Eleanor of Aquitaine, ca.1122-1204, is not only the most famous woman to have ever borne that name, but she is also very possibly the first as well, influencing the names of many generations of Eleanors after her.
Eleanor is the anglicised and modernised version of the name; she was actually called Alienor. She seems to have been name after her mother, Aenor. Aenor itself was a popular name in medieval France, and it comes from the latinisation of a Germanic name, Adenordis. The influence of this name can be seen in some of the early spellings of Eleanor’s name below. Although it is not certain, it has been theorised that the Latin term alia, meaning other, was combined with her mother’s name – alia + Aenor => Alienor. Whether this was the name she was christened with, or whether it was a nickname that stuck is unknowable.
There are records of earlier women named Eleanor, including our Eleanor’s own great-grandmother, who is often cited as Aleanor de Thouars, and Eleanor of Normandy, an aunt of William the Conqueror. However, the sources for all of these Eleanors all come from the 13th century onwards, after Eleanor of Aquitaine had popularised the name by becoming a legend in her own lifetime, and therefore, it is very possible that these women were named Aenor, or other variations, but later writers called them Eleanor in keeping with the fashion of their day. In the case of Eleanor’s great-grandmother, we do have evidence that the variations ‘Adenor’ and ‘Aenors’ were used by/for her.
Another thing to remember is that unlike today, there was no unified spelling convention, even for a person’s own name.

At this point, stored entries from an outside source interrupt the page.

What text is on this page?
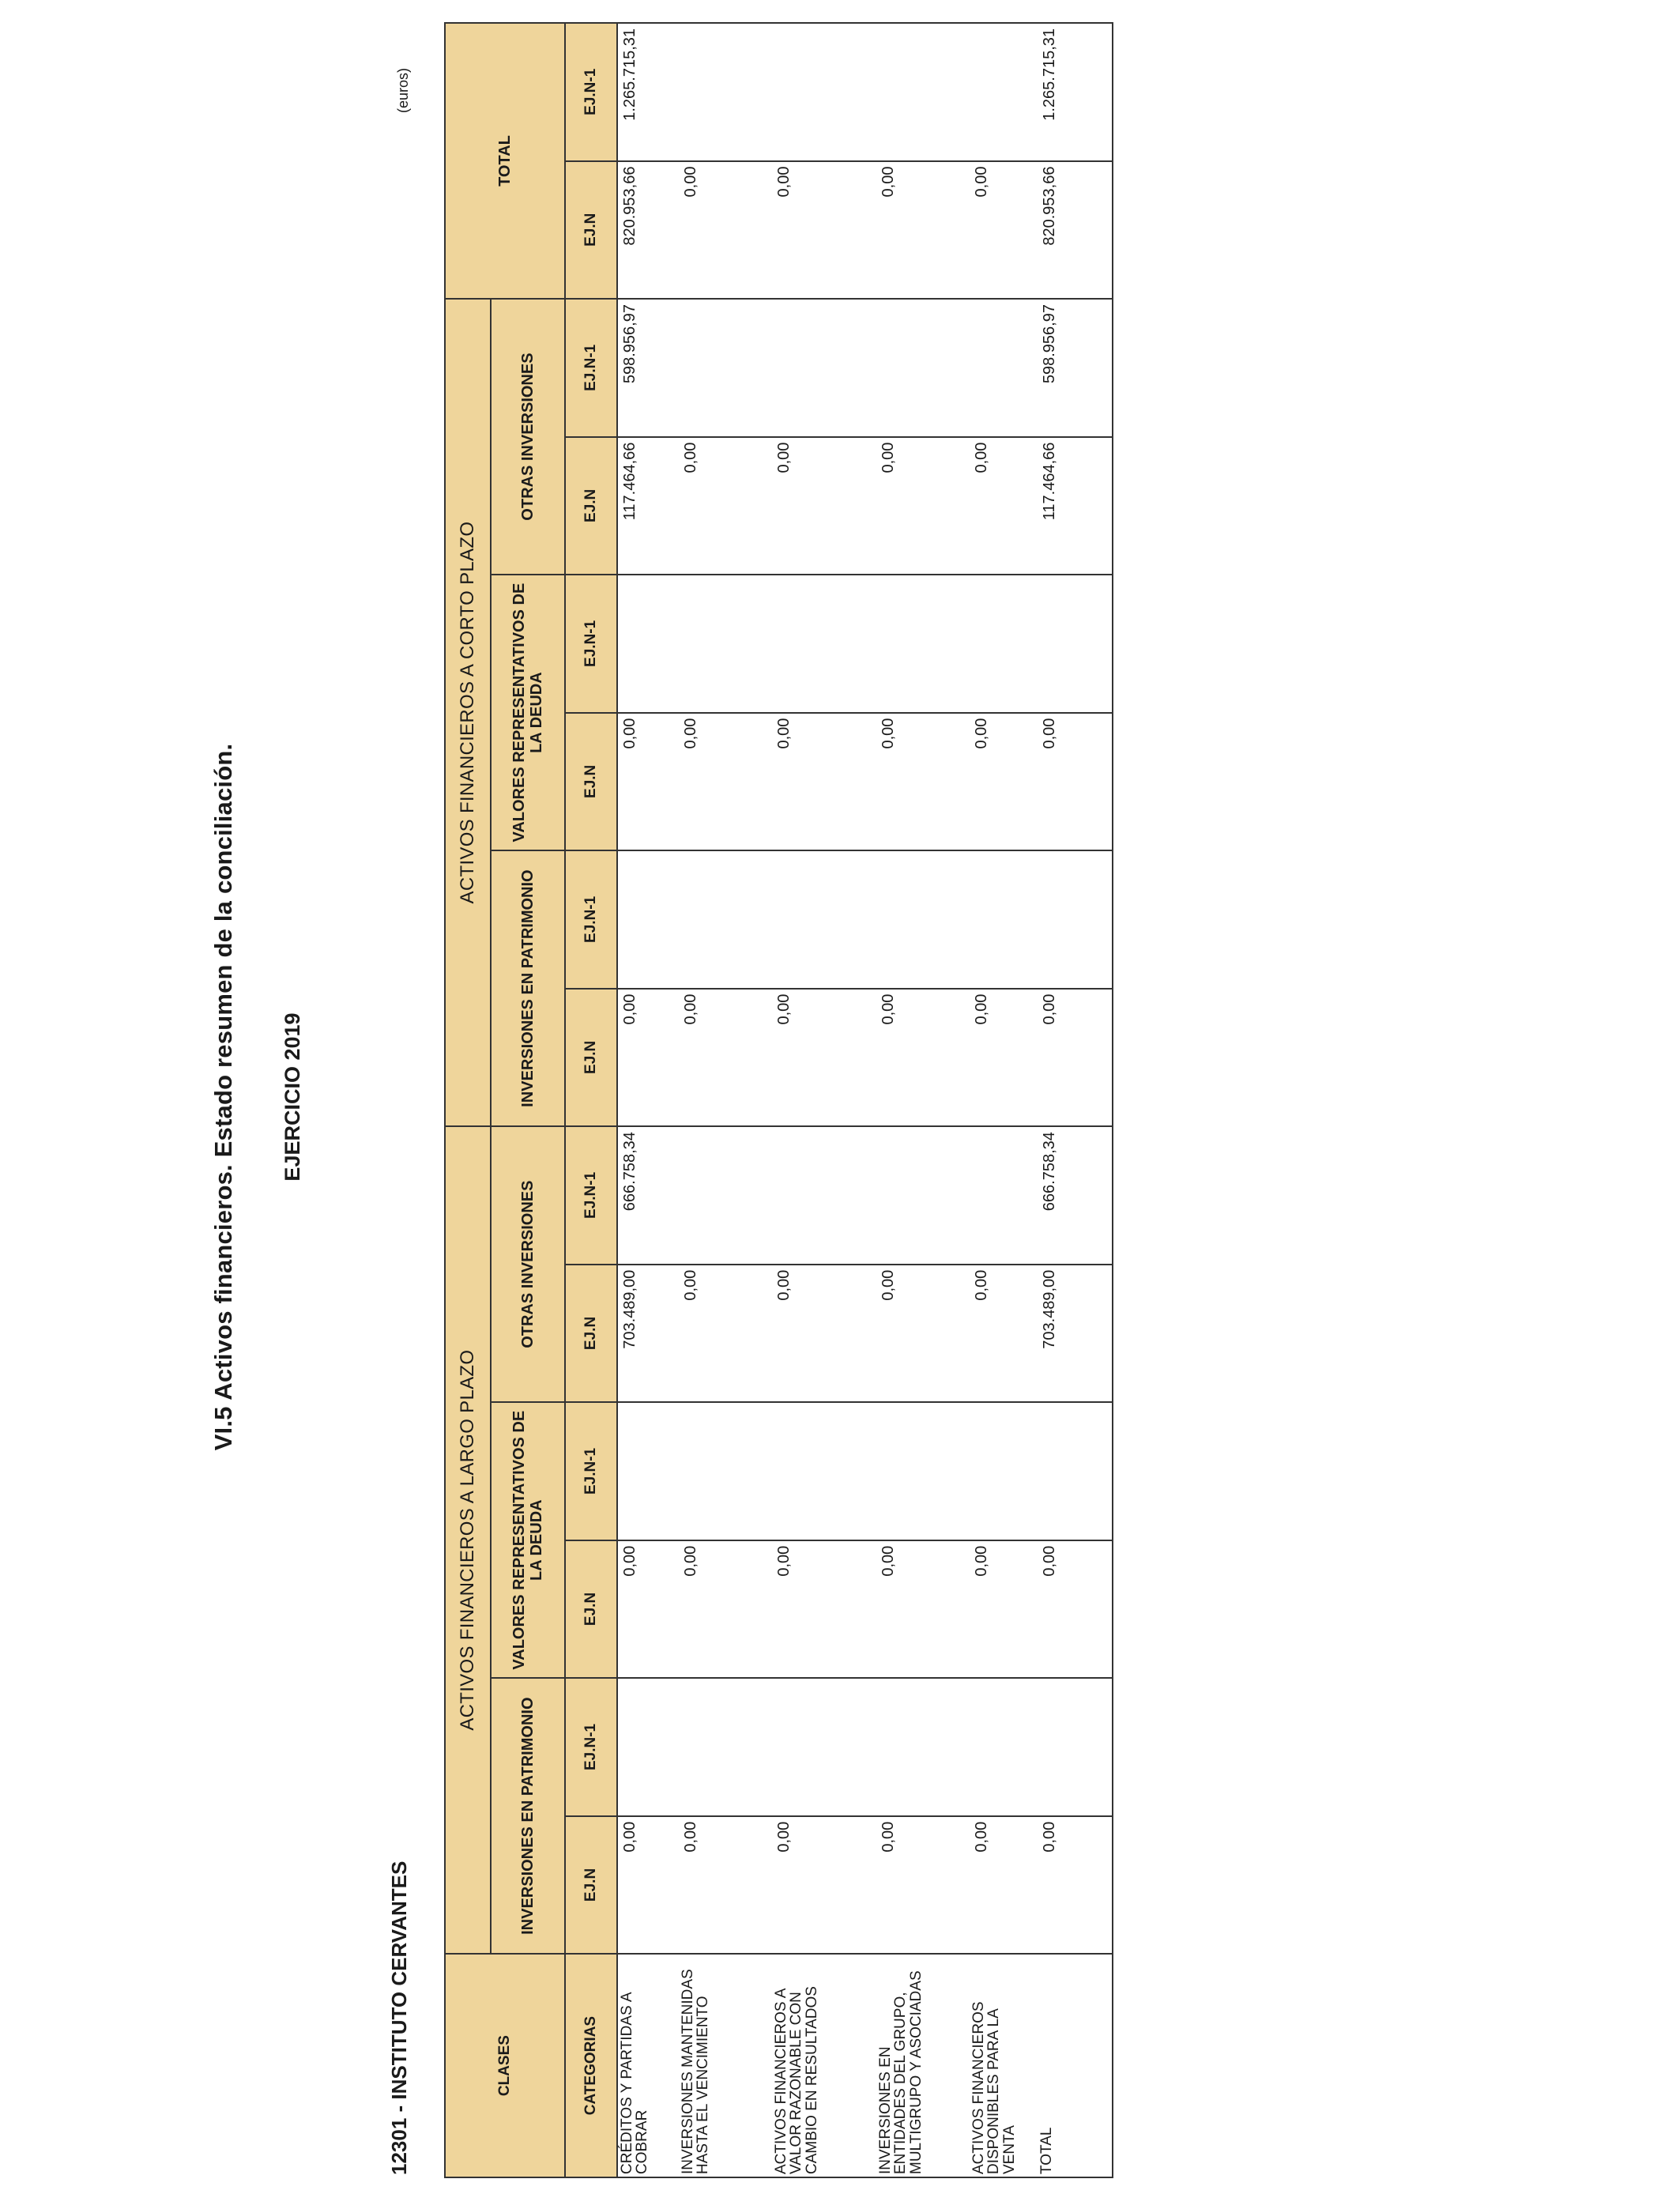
VI.5 Activos financieros. Estado resumen de la conciliación. EJERCICIO 2019
12301 - INSTITUTO CERVANTES
(euros)
CLASES	ACTIVOS FINANCIEROS A LARGO PLAZO						ACTIVOS FINANCIEROS A CORTO PLAZO						TOTAL	
	INVERSIONES EN PATRIMONIO		VALORES REPRESENTATIVOS DE LA DEUDA		OTRAS INVERSIONES		INVERSIONES EN PATRIMONIO		VALORES REPRESENTATIVOS DE LA DEUDA		OTRAS INVERSIONES			
CATEGORIAS	EJ.N	EJ.N-1	EJ.N	EJ.N-1	EJ.N	EJ.N-1	EJ.N	EJ.N-1	EJ.N	EJ.N-1	EJ.N	EJ.N-1	EJ.N	EJ.N-1
CRÉDITOS Y PARTIDAS A COBRAR	0,00		0,00		703.489,00	666.758,34	0,00		0,00		117.464,66	598.956,97	820.953,66	1.265.715,31
INVERSIONES MANTENIDAS HASTA EL VENCIMIENTO	0,00		0,00		0,00		0,00		0,00		0,00		0,00	
ACTIVOS FINANCIEROS A VALOR RAZONABLE CON CAMBIO EN RESULTADOS	0,00		0,00		0,00		0,00		0,00		0,00		0,00	
INVERSIONES EN ENTIDADES DEL GRUPO, MULTIGRUPO Y ASOCIADAS	0,00		0,00		0,00		0,00		0,00		0,00		0,00	
ACTIVOS FINANCIEROS DISPONIBLES PARA LA VENTA	0,00		0,00		0,00		0,00		0,00		0,00		0,00	
TOTAL	0,00		0,00		703.489,00	666.758,34	0,00		0,00		117.464,66	598.956,97	820.953,66	1.265.715,31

Looking at letters written by (or rather, by clerks on behalf of) Eleanor throughout her lifetime, we can see a variation of spellings. Look at the first lines of some of Eleanor’s surviving letters. As they are not in English, I’ve fully capitalised her name to highlight it…some of the spellings will show why it isn’t always obvious at first glance.
1139: ‘In nomine sancte et individue Trinitatis. Amen. Ego HELIONORDIS, Dei gratia regina Francorum et ducissa Aquitanorum…’
1141: ‘In nomine sancte et individue Trinitatis, ego HELIENORDIS, Dei gratia humilis Francorum regina, et Aquitanorum ducissa.’
1152: ‘Quoniam hominum memoria cito labitur, ne ob hoc inter posteros altercacionis scrupulus oriatur, ego ALIENOR, Dei gracia ducissa Acquitanorum et Normannorum..’
1193: ‘…A. in ira Dei regina Anglorum, ducissa Normanniae et comitissa Andegaven..’
1199: ALIENOR, regina Angliae, ducissa Normanniae et Aquitaniae, comitissa Andegavensis…’
1200: ‘Karissimo filio suo, &c. Johanni Dei Gratia, ALIENORA, eadem Gratia, &c..’
1203: ‘Litterae ALIENORIS reginae Angliae, ducissae Normanniae et Aquitaniae, quibus Aimerico Rupisfortis…’
Letters sent to Eleanor also show different forms; in addition to ‘Alienor,’ several letters sent to her are addressed to ‘Alienorae,’ most notably by her own sons, Richard and John.
You will notice that these are all Latin letters, and the name has been latinised in some cases, particularly with ‘Alienorae.’ But ‘Alienor’ does seem to be the most consistent form, and the use of the first letter as ‘A’ is almost total.
Other famous Eleanors of medieval English history also used similar forms of the name. Unfortunately none of them were as politically involved as Eleanor of Aquitaine, so we have much less evidence of what forms of their names they used. Nevertheless, it is interesting to see the influence of this great woman in the naming of her descendents. Her daughter, named after herself, married into the Castilian royal family, becoming Leonor. This Leonor’s great-granddaughter and namesake went on to marry Edward I; born ‘Leonor,’ she became ‘Alienor’ or ‘Alianor’ upon her marriage. Eleanor of Aquitaine’s granddaughter via King John is addressed as ‘comitissae dominae A., comitissae Leycestriae’ in several letters written to her. And her grandson’s (Henry III) wife, Eleanor of Provence, seems to have used ‘Alienor’ herself when writing letters. The late 13th-early 14th century genealogical roll has both Edward I’s daughter and Edward II’s daughter, each called Eleanor, as ‘Alienor.’
It isn’t easy to unpick this tangled web of Eleanors, but what does seem quite clear is that Eleanor of Aquitaine is the first certain use of the name, and definitely popularised it, to the extent that centuries later, it remains in the top 100 baby girl names in many English-speaking countries.